TPL Liguria: dalla Regione 30 milioni di euro per rinnovare il parco autobus
I fondi finanzieranno l’acquisto di bus a metano o elettrici e relative infrastrutture. Le risorse, ripartite tra province, includono risorse regionali concordate con i sindacati di settore.
Le strade della Liguria si preparano a un cambiamento profondo, volto a ridisegnare il modo in cui cittadini e turisti si spostano ogni giorno tra costa ed entroterra. Non si tratta solo di una questione di orari o di percorrenze, ma di una vera e propria transizione tecnologica e ambientale che punta a rendere il trasporto pubblico locale (TPL) più moderno e meno inquinante.
Attraverso un nuovo e consistente stanziamento, l’amministrazione regionale ha infatti deciso di puntare con decisione sulla qualità dell’aria e sull’efficienza del servizio TPL, stanziando trenta milioni di euro per trasformare radicalmente il parco mezzi circolante.
La rotta verso il 2028 e la sfida ecologica
Questo investimento si inserisce all’interno della seconda fase, il nuovo quinquennio, del Piano Strategico Nazionale per la Mobilità Sostenibile, coprendo un orizzonte temporale che si estende dal 2024 fino al 2028.
L’iniziativa non mira semplicemente a sostituire i vecchi autobus, ma persegue l’ambizioso obiettivo di una transizione energetica tangibile, incentivando l’acquisto di veicoli di ultima generazione alimentati a metano o tramite motori elettrici.

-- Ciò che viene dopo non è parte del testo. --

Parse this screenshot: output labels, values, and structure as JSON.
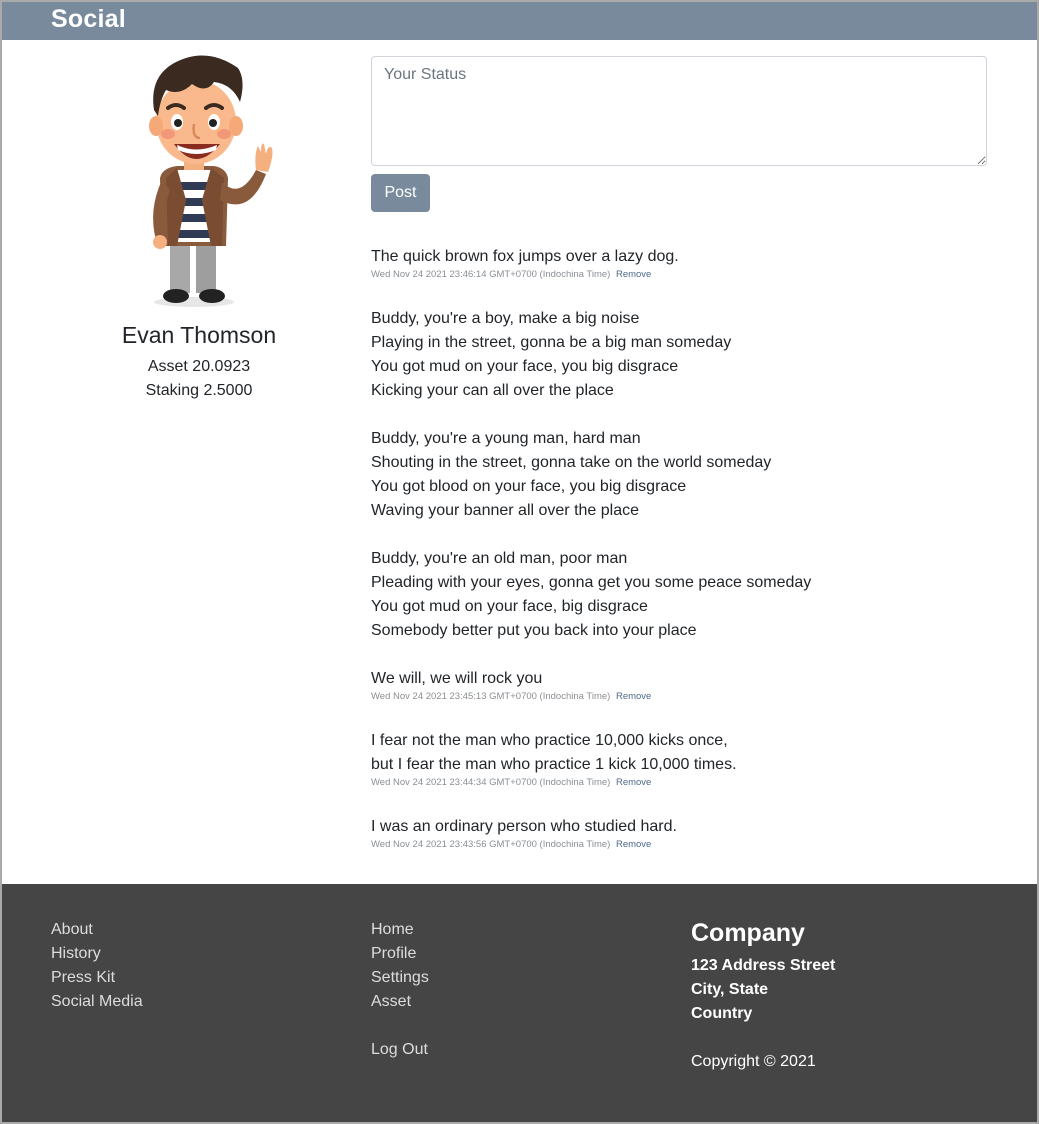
{
  "navbar": {
    "brand": "Social"
  },
  "profile": {
    "name": "Evan Thomson",
    "asset": "Asset 20.0923",
    "staking": "Staking 2.5000"
  },
  "composer": {
    "placeholder": "Your Status",
    "post_label": "Post"
  },
  "posts": [
    {
      "text": "The quick brown fox jumps over a lazy dog.",
      "timestamp": "Wed Nov 24 2021 23:46:14 GMT+0700 (Indochina Time)",
      "remove_label": "Remove"
    },
    {
      "text": "Buddy, you're a boy, make a big noise\nPlaying in the street, gonna be a big man someday\nYou got mud on your face, you big disgrace\nKicking your can all over the place\n\nBuddy, you're a young man, hard man\nShouting in the street, gonna take on the world someday\nYou got blood on your face, you big disgrace\nWaving your banner all over the place\n\nBuddy, you're an old man, poor man\nPleading with your eyes, gonna get you some peace someday\nYou got mud on your face, big disgrace\nSomebody better put you back into your place\n\nWe will, we will rock you",
      "timestamp": "Wed Nov 24 2021 23:45:13 GMT+0700 (Indochina Time)",
      "remove_label": "Remove"
    },
    {
      "text": "I fear not the man who practice 10,000 kicks once,\nbut I fear the man who practice 1 kick 10,000 times.",
      "timestamp": "Wed Nov 24 2021 23:44:34 GMT+0700 (Indochina Time)",
      "remove_label": "Remove"
    },
    {
      "text": "I was an ordinary person who studied hard.",
      "timestamp": "Wed Nov 24 2021 23:43:56 GMT+0700 (Indochina Time)",
      "remove_label": "Remove"
    }
  ],
  "footer": {
    "col1": [
      "About",
      "History",
      "Press Kit",
      "Social Media"
    ],
    "col2": [
      "Home",
      "Profile",
      "Settings",
      "Asset"
    ],
    "logout": "Log Out",
    "company": {
      "title": "Company",
      "address1": "123 Address Street",
      "address2": "City, State",
      "country": "Country",
      "copyright": "Copyright © 2021"
    }
  },
  "colors": {
    "navbar": "#788a9c",
    "footer": "#454545",
    "button": "#788a9c"
  }
}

Parallelamente al rinnovo dei mezzi pubblici, una quota significativa delle risorse verrà impiegata per l’adeguamento delle infrastrutture di supporto; ciò significa che verranno potenziati i centri di ricarica e i depositi, elementi tecnici imprescindibili per permettere a una flotta a impatto ridotto di operare a pieno regime.
La continuità operativa della Regione nella transizione verde
Un dato che emerge con forza riguarda la capacità della Regione di gestire e finalizzare i fondi pubblici. Tra il 2019 e il 2023, un’operazione da circa 28 milioni di euro ha già permesso di immettere sulle strade 82 nuovi bus e di elettrificare diversi depositi, dimostrando una continuità operativa che oggi trova ulteriore slancio.
Questa solidità burocratica rappresenta la base su cui poggia il nuovo piano, garantendo che le risorse non restino sulla carta ma si trasformino in servizi TPL sostenibili concreti per la cittadini e turisti.
Gestione territoriale e benefici per il settore
L’assessore ai trasporti Marco Scajola ha delineato un percorso di distribuzione delle risorse, prevedendo che ogni provincia riceva il giusto sostegno.
Il sistema di erogazione dei fondi, nello specifico, è strutturato in modo che le aziende del settore segnalino le spese effettuate, ricevendo poi progressivamente i rimborsi dalla Regione. Inoltre, queste risorse di derivazione nazionale saranno affiancate da ulteriori stanziamenti regionali già concordati con i sindacati.
Oltre ai passeggeri, il piano guarda con attenzione anche a chi il trasporto lo vive come professione; migliorare i mezzi significa, infatti, elevare gli standard di sicurezza e comfort per i lavoratori, rendendo la mobilità un pilastro più solido per l’intero sistema produttivo ligure.